Has it Become too Easy?
By granting unprecedented access to a broad range of kosher food, the modern world has greatly simplified the experience of keeping kosher. The emergence of national and international kashrut organizations, coupled with the ability to efficiently transport kosher food around the globe, has provided reasonably accessible kosher food to a broad audience. Recently, kosher food accessibility for vacationers has dramatically expanded, liberating "kosher travel" around the globe.
In the state of Israel, we aim to provide national kosher coverage even for those who would not purposely choose kosher. As a kosher diet is fundamental to Jewish identity, we hope to provide this baseline to every Israeli citizen. In most instances, both in Israel and abroad, maintaining a kosher lifestyle requires much less exertion and far less struggle than it entailed for our ancestors.
At a practical level, these developments are welcome and have popularized kosher experience across a broad range of the Jewish world. However, the ease of keeping kosher may dull us to the value of keeping kosher. In many areas, our practice of religion has become decidedly easier than in the past.
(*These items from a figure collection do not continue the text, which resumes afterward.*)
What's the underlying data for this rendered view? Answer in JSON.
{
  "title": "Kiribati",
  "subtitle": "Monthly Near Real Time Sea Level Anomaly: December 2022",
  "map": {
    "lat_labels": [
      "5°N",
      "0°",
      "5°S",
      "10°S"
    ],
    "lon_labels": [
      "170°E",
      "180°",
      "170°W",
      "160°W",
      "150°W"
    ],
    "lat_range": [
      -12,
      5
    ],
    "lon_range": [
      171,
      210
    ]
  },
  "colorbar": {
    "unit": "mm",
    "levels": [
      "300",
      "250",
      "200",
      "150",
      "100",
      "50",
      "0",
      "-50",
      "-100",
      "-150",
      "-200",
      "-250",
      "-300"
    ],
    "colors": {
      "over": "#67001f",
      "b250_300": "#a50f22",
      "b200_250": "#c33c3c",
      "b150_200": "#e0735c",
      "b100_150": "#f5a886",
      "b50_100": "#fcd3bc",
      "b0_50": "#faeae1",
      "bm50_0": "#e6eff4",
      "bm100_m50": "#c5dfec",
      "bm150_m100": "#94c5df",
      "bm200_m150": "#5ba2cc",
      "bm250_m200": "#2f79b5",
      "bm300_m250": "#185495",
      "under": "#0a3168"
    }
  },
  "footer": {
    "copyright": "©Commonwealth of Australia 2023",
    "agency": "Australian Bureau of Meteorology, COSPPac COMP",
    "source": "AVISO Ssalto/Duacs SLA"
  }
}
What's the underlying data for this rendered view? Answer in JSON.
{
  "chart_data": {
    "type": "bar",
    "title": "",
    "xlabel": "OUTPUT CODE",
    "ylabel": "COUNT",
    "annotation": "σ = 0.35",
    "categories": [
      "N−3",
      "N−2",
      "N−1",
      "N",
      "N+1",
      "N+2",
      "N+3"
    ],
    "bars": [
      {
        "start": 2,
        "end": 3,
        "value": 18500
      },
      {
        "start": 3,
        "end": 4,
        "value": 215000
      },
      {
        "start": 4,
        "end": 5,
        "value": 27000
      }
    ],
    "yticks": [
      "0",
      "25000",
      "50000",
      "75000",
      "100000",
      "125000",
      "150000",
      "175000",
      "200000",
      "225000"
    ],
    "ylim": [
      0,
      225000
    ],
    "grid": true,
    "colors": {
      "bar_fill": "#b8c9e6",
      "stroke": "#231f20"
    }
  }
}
Take, for example the modern experience of Shabbat, which has become significantly upgraded through electricity, home appliances and Shabbat clocks. When religion becomes "too easy," the meaning behind religion becomes obscured. Struggle lends resolution to religion while facility and ease blur that resolution. If we lose sight of the “meaning” behind religious experience, it can become dry and flaccid. Has keeping kosher become too easy? Do we find meaning in keeping kosher or has it just become part of the "background" of Jewish life in the modern world?